The IRS is stepping up audits. The Inflation Reduction Act of 2022 increased the IRS's budget, and the agency has upped its hiring of agents. Taxpayers in all brackets are more likely to hear from the agency.
While the IRS only audits a small percentage of tax returns, some mistakes may trigger an audit. By knowing these common triggers, taxpayers can reduce their chances of being audited.
Failure to Report Income
Taxpayers aren't the only ones who report income to the IRS. Businesses do as well. That's true for employees, contractors, and freelancers. If a taxpayer fails to report a source of income, especially one that appears on a W-2 or 1099-MISC, the IRS will know.
1+1=3
Math mistakes happen. The IRS has computers that review tax returns as well as agents, and either may notice a problem.
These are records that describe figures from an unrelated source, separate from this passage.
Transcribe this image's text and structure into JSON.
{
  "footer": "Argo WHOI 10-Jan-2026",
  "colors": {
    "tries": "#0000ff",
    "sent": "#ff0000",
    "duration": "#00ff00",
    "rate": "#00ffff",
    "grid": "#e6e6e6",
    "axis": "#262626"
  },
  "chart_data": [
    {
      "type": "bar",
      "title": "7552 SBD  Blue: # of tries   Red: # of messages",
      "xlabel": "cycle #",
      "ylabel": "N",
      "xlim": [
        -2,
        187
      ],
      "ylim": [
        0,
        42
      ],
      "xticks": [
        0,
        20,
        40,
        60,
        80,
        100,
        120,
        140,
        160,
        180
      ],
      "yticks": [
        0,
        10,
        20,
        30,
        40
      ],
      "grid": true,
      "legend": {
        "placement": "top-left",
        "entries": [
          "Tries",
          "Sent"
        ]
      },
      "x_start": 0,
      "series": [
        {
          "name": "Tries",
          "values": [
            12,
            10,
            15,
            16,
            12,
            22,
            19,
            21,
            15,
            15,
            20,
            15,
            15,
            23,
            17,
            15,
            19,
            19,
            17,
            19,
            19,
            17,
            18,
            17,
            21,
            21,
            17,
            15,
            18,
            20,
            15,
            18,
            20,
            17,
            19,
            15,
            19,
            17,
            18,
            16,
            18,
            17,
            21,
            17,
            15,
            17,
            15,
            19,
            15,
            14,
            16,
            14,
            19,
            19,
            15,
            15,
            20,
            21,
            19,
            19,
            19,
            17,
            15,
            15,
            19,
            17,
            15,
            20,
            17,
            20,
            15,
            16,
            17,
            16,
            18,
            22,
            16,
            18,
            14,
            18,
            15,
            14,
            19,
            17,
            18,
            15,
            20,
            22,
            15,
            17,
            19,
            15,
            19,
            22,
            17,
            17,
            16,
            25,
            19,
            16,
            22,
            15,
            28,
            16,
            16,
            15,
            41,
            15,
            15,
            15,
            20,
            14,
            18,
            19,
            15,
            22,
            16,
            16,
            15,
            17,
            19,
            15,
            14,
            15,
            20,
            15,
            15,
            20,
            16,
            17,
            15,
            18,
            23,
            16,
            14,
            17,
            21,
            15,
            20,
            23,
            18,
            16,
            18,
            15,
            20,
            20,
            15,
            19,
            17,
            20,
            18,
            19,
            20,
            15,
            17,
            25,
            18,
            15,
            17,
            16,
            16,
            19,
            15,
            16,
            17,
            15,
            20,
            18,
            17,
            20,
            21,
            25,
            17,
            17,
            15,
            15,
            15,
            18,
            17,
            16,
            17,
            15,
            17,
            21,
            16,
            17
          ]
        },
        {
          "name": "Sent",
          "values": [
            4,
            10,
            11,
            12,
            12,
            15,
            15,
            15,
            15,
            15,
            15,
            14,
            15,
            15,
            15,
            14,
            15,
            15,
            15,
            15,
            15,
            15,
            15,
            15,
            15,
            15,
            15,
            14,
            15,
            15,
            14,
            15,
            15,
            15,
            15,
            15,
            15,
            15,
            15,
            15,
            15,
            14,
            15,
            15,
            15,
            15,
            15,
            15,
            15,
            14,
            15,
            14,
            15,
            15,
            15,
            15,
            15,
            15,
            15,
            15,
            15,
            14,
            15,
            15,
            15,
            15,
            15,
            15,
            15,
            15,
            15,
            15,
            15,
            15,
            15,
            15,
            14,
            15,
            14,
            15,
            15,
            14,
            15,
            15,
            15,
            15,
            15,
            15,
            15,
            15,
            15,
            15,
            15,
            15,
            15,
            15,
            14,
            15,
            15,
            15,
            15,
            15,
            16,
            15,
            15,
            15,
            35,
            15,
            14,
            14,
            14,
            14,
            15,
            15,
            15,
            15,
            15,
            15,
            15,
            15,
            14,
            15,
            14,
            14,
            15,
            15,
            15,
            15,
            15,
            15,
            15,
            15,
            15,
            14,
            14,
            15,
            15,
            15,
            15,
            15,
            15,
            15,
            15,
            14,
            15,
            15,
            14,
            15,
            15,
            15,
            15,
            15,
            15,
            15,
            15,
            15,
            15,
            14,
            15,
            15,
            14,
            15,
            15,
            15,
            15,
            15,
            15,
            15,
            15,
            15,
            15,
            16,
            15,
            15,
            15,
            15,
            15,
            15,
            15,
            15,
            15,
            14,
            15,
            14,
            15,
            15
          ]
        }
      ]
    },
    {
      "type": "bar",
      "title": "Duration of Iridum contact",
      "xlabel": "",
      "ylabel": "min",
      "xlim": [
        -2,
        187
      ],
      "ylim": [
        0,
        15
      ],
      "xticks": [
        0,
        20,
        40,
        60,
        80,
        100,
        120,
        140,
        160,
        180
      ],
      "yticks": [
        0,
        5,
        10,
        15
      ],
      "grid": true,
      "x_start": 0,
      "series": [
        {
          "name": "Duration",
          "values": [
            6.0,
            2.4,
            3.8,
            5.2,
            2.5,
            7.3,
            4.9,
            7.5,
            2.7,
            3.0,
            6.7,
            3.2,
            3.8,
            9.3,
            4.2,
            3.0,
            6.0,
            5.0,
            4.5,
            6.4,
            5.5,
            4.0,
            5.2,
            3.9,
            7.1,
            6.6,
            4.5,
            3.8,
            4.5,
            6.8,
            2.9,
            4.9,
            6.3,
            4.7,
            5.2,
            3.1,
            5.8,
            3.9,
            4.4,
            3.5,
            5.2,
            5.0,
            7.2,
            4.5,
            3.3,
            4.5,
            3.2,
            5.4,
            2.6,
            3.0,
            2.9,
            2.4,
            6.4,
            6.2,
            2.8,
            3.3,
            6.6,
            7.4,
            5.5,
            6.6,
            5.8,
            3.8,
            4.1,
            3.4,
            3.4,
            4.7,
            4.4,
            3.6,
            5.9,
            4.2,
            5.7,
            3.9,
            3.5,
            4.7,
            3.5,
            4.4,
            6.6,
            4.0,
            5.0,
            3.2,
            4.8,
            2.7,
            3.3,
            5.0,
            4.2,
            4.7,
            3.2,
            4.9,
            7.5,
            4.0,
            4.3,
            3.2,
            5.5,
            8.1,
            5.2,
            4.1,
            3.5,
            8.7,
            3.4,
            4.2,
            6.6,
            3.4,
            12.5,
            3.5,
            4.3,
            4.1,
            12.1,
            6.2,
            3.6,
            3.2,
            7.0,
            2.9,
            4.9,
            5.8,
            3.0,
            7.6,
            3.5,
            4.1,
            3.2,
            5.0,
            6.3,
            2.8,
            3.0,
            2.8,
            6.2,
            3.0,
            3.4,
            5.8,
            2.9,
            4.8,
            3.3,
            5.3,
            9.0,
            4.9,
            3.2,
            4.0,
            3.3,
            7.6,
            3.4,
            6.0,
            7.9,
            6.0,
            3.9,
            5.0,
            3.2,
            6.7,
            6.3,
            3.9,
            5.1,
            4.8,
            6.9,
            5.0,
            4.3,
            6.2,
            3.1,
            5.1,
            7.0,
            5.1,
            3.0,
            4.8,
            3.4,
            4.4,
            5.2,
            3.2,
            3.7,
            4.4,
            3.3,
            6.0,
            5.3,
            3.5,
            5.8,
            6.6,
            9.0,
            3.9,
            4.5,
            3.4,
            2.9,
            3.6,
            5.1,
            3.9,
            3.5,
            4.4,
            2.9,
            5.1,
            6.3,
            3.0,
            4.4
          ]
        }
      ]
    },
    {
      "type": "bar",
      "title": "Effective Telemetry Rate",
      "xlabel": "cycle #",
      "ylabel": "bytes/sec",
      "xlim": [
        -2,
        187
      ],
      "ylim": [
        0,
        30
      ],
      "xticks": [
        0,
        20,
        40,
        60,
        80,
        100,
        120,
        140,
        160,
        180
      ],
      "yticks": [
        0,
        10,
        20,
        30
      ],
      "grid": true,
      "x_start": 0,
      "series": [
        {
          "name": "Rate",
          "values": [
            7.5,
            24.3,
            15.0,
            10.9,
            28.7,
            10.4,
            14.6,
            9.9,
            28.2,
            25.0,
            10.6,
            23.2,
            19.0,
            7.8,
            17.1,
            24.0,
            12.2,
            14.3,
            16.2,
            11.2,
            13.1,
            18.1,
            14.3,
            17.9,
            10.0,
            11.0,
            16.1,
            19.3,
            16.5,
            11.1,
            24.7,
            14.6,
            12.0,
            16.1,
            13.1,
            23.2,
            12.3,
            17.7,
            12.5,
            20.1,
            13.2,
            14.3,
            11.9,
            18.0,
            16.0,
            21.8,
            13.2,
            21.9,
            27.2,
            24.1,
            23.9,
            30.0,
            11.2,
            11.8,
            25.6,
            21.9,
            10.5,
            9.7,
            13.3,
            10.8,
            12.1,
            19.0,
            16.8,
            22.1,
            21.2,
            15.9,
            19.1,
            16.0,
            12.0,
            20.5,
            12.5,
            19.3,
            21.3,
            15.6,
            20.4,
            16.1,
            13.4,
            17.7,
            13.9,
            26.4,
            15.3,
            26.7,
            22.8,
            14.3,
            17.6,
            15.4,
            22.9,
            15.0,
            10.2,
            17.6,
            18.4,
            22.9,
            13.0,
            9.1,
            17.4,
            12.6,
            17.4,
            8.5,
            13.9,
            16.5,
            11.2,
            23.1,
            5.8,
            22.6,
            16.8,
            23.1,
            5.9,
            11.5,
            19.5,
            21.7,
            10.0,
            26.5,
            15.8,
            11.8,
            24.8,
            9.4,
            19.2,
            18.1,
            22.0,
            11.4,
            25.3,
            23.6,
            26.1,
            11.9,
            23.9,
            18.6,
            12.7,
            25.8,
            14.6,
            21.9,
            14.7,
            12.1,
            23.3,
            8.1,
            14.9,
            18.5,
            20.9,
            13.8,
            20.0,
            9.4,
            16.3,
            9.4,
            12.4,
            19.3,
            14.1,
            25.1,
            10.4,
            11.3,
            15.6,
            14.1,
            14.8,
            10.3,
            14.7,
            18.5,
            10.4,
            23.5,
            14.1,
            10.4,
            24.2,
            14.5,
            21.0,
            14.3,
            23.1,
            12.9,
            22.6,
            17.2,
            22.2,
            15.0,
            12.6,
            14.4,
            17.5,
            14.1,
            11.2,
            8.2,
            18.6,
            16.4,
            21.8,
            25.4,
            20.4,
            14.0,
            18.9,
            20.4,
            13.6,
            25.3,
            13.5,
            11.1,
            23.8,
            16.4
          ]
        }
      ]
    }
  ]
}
Especially if a taxpayer does their own returns, it can be easy to forget to type a zero or another innocent mistake. Similarly, while the IRS doesn't count cents, that doesn't mean individuals should round down to make all of the numbers on a tax return divisible by ten.
High Earners
Everyone should avoid mistakes on taxes, but the IRS is more likely to investigate high earners. Part of this is the numbers: the IRS stands to gain more from auditing someone making $1 million a year as compared to someone making $60,000 a year.
The Home Office Deduction
With more people working from home, more people have home offices. Those who work from home may be able to claim this as a deduction, but only if the space is exclusively used as an office.
Too Many Charitable Deductions
Being generous is good, but being too generous - at least according to a tax return - can increase the risk of an audit. Keep a record of all charitable donations, and check that they can be claimed as deductions before filing taxes.